ÉCRITURE

TI-ROUGE ET GAZETTE

J’ai toujours aimé me promener au parc Lafontaine. Par une belle journée d’été ensoleillée, alors que j’y flânais, deux hommes, assis sur un banc, m’interpellèrent. Ils étaient en train de boire un liquide pour le moins hilarant car ils se passaient une bouteille et rigolaient comme des bossus. Je me suis approché d’eux et ils m’ont demandé si je n’avais pas un peu de monnaie. Je leur ai répondu: «J’vous gage que j’en ai moins qu’vous autres.» Alors l’un deux me dit: «D’accord, on vide nos poches et si t’as dit vrai, on partage notre bouteille avec toi. Sinon, tu nous en achètes une autre.» J’étais d’accord. On vida chacun nos poches, ensemble ils avaient 4,65$ et moi j’avais 83 cents. Alors, en bons joueurs, ils m’invitèrent à boire avec eux. On s’est tous les trois assis sur le banc et ils me tendirent la bouteille. Je l’ai regardée, elle n’avait pas d’étiquette et contenait un liquide blanchâtre. Je leur ai demandé ce que c’était. Ils m’ont répondu: «On appelle ça du lait d’coco. Bois la bouteille avec nous, on t’expliquera ça après.» Bof! Pourquoi pas? ils n’avaient pas l’air malheureux. On a donc bu la bouteille ensemble pendant qu’ils me contaient leur vie. Ils avaient 35 et 37 ans, je leur en avais donné 60 et 65, sans blague. Mais c’était de beaux bonshommes ayant mérité et assumé chaque ride de leur visage.
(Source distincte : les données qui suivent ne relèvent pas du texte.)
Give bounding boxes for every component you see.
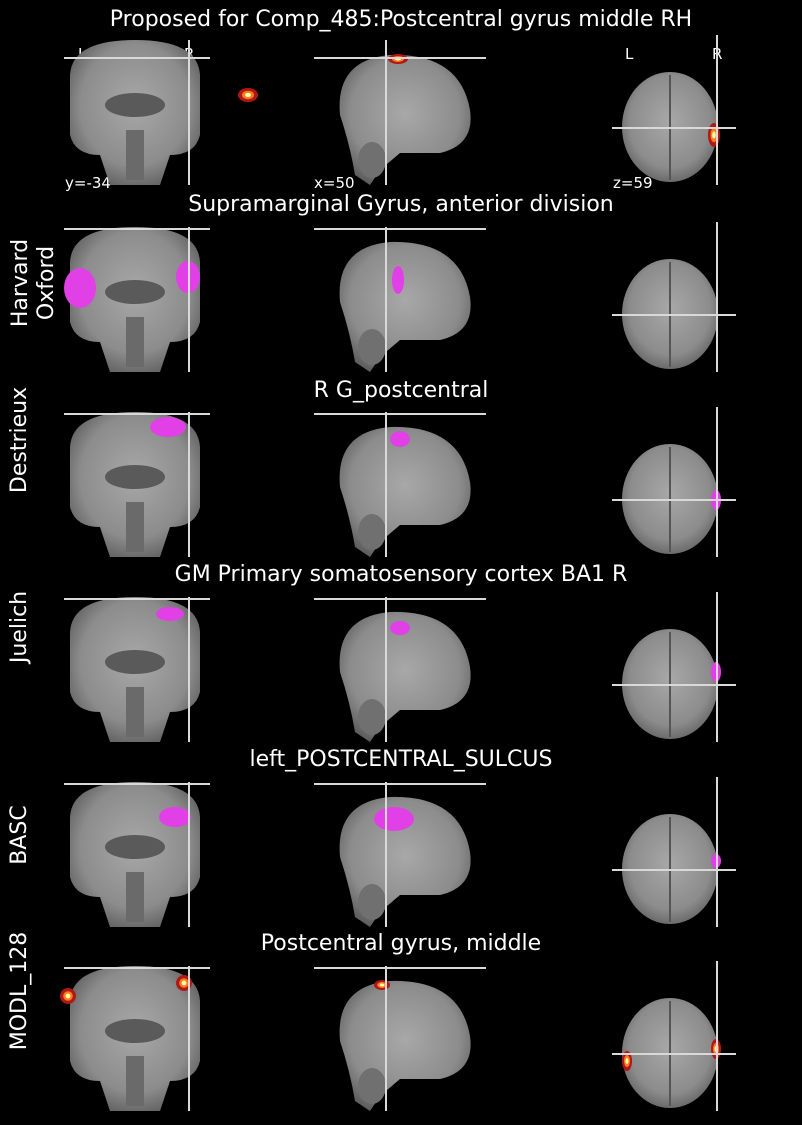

L’un s’appelait Ti-Rouge et l’autre Gazette, ils passaient l’été à Montréal et quand l’hiver se pointait, ils partaient pour Vancouver soit sur le pouce soit en sautant les trains. Ils couchaient dans des parcs ou dans de vieilles bagnoles abandonnées. Ils avaient décidé de leur mode de vie et en étaient fiers. Leur tête était pleine d’histoires.

Le temps passa et la bouteille se vida. Je me sentais tout à fait normal, mais en me levant, j’ai senti que tout me tombait dans les jambes. Ti-Rouge me dit :«Viens avec moi, je vais te montrer comment on fait le lait d’coco.» On alla jusqu’à l’abreuvoir, il prit la bouteille vide d’une main et sortit de sa poche une petite bouteille d’alcool à friction. En versant l’alcool dans la bouteille, il me dit: «Attention, il ne faut pas mettre plus d’un quart de la petite bouteille pour une grosse bouteille d’eau.» Il ajouta l’eau, et comme avec la magie du Pernod, le liquide devint blanc. C’est pour cela qu’ils appelaient ça du lait d’coco. On revint s’asseoir au banc et il me dit : «Tu sais, les pharmacies en général ne veulent plus nous en vendre car ils savent l’usage qu’on en fait. Mais à Montréal, si tu vas dans telle pharmacie, sur telle rue, ils ne te feront pas de trouble.» J’ai continué un peu avec eux, puis je suis parti chez moi, tout heureux de les avoir connus. C’était de chics types.